La Cgia parla di una generale bassa produttività, di deficit infrastrutturale e tasse elevate, di burocrazia ottusa ed eccessiva. Come soluzione prioritaria indica l'adozione della "Golden Rule": gli investimenti pubblici andrebbero ragionevolmente scorporati dal computo del deficit ai fini del rispetto del patto di stabilità dell'UE. Questo per riconquistare quei 19,2 punti d'investimenti mancanti rispetto al 2007, un'enormità nonostante il bazooka di Draghi continui a scambiare con le banche miliardi di euro in cambio di titoli. Una situazione molto precaria (dal 2000 la disoccupazione è passata dal 6 al 10 per cento, ricordiamo), drammatica al Sud e disperata in Sardegna, e dalla quale si esce solo cambiando il modo di concretizzare una politica non ostaggio delle ideologie ma rivolta al bene pubblico, sposando una visione precisa e una strategia affilata e senza sconti.

Che cosa dobbiamo fare nella nostra terra? È qui che i nodi vengono al pettine e fioriscono le più disparate teorie, compresa quella di rilanciare l'industria, nonostante il peso, in forte aumento, delle diseconomie insulari. Ma al di là del singolo portato, è la mancanza di una priorità, di una direzione, che sconvolge. Dove vogliamo andare?

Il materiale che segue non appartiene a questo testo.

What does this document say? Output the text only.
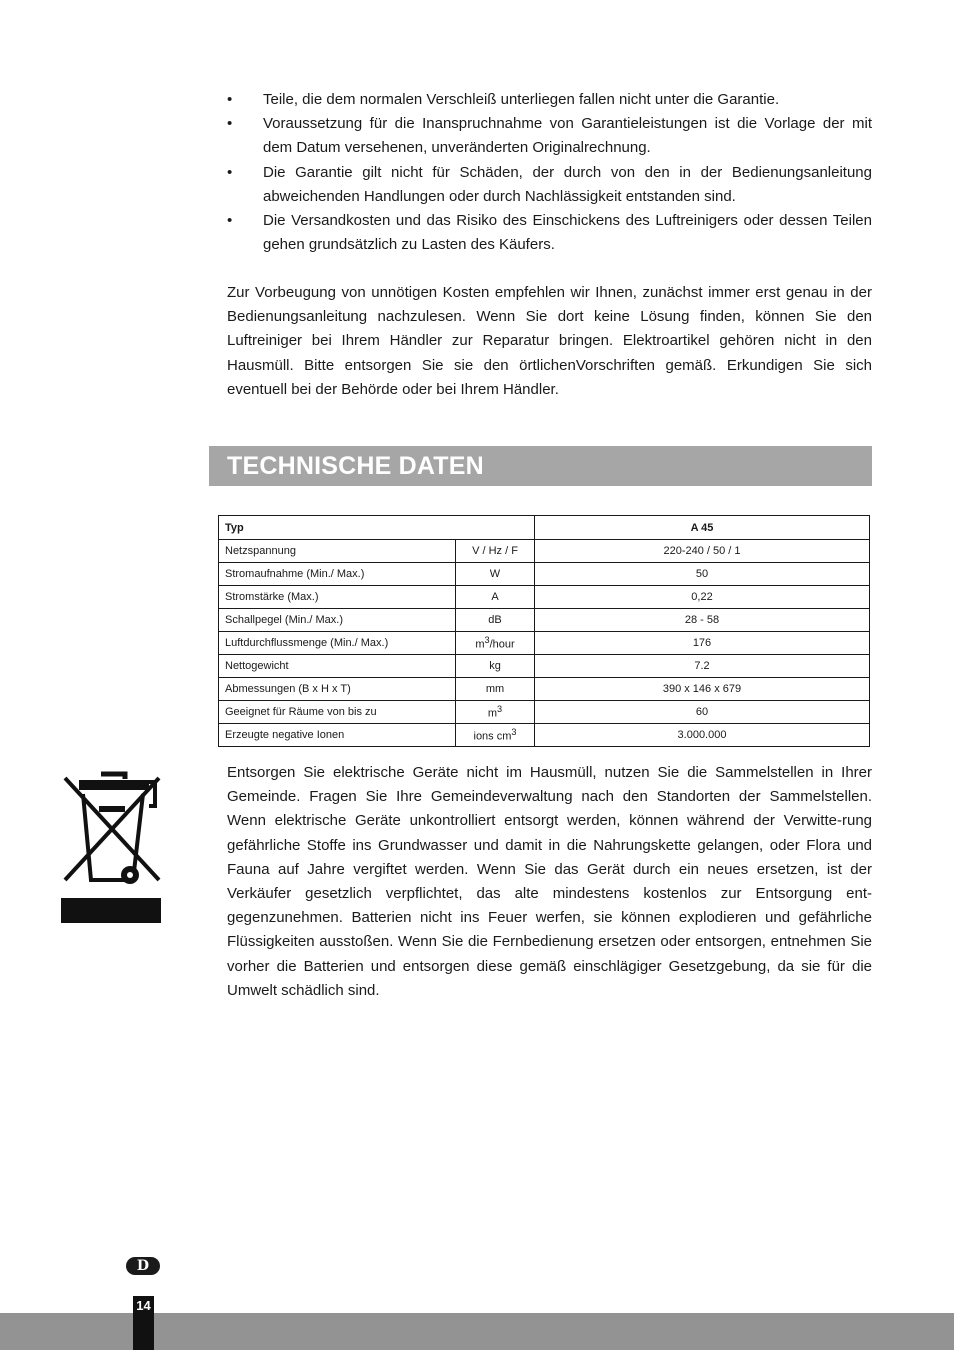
• Teile, die dem normalen Verschleiß unterliegen fallen nicht unter die Garantie.
• Voraussetzung für die Inanspruchnahme von Garantieleistungen ist die Vorlage der mit dem Datum versehenen, unveränderten Originalrechnung.
• Die Garantie gilt nicht für Schäden, der durch von den in der Bedienungsanleitung abweichenden Handlungen oder durch Nachlässigkeit entstanden sind.
• Die Versandkosten und das Risiko des Einschickens des Luftreinigers oder dessen Teilen gehen grundsätzlich zu Lasten des Käufers.

Zur Vorbeugung von unnötigen Kosten empfehlen wir Ihnen, zunächst immer erst genau in der Bedienungsanleitung nachzulesen. Wenn Sie dort keine Lösung finden, können Sie den Luftreiniger bei Ihrem Händler zur Reparatur bringen. Elektroartikel gehören nicht in den Hausmüll. Bitte entsorgen Sie sie den örtlichenVorschriften gemäß. Erkundigen Sie sich eventuell bei der Behörde oder bei Ihrem Händler.

TECHNISCHE DATEN
Typ		A 45
Netzspannung	V / Hz / F	220-240 / 50 / 1
Stromaufnahme (Min./ Max.)	W	50
Stromstärke (Max.)	A	0,22
Schallpegel (Min./ Max.)	dB	28 - 58
Luftdurchflussmenge (Min./ Max.)	$m^3$/hour	176
Nettogewicht	kg	7.2
Abmessungen (B x H x T)	mm	390 x 146 x 679
Geeignet für Räume von bis zu	$m^3$	60
Erzeugte negative Ionen	ions $cm^3$	3.000.000

Entsorgen Sie elektrische Geräte nicht im Hausmüll, nutzen Sie die Sammelstellen in Ihrer Gemeinde. Fragen Sie Ihre Gemeindeverwaltung nach den Standorten der Sammelstellen. Wenn elektrische Geräte unkontrolliert entsorgt werden, können während der Verwitte-rung gefährliche Stoffe ins Grundwasser und damit in die Nahrungskette gelangen, oder Flora und Fauna auf Jahre vergiftet werden. Wenn Sie das Gerät durch ein neues ersetzen, ist der Verkäufer gesetzlich verpflichtet, das alte mindestens kostenlos zur Entsorgung ent-gegenzunehmen. Batterien nicht ins Feuer werfen, sie können explodieren und gefährliche Flüssigkeiten ausstoßen. Wenn Sie die Fernbedienung ersetzen oder entsorgen, entnehmen Sie vorher die Batterien und entsorgen diese gemäß einschlägiger Gesetzgebung, da sie für die Umwelt schädlich sind.

D
14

L'immagine che appare dall'alto è di una grande città, non ancora metropolitana, verso cui converge una quotidiana processione di questuanti, in ordine sparso essendo gli investimenti non focalizzati ma a pioggia. Perché l'inefficacia della programmazione pubblica è andata accelerando con la crisi: la sua fondamentale funzione non è stata supportata da una visione chiara e definita, non da una lettura del mercato, neanche da un intervento superiore, europeo, d'incentivazione dell'istruzione, per esempio, che è una delle più potenti leve di sviluppo.

Vogliamo insistere in quest'andazzo sino a risentire il grido "Affora sos sardos!" e chiudere i portoni alle sei di sera, rimandando i biddai nei paesi poveri e spopolati? Il circolo mortale che contempla una formazione deficitaria, investimenti ridotti e non finalizzati, e l'accentuazione delle mancanze strutturali e di collegamento, può essere spezzato solo sostituendo il paradigma assistenzialista con una strategia di poche gambe solide, ben sarde, e un piano di azioni cogentemente consequenziali.

Con le ricchezze uniche che la Sardegna offre, la visione che i suoi pochi abitanti dovrebbero seguire appare facile, quasi banale: Sole, Salute e Storia sarebbero macro categorie sufficienti. Purtroppo gli "ausiliari della sosta" sono ancora una casta potente, dannosamente miope.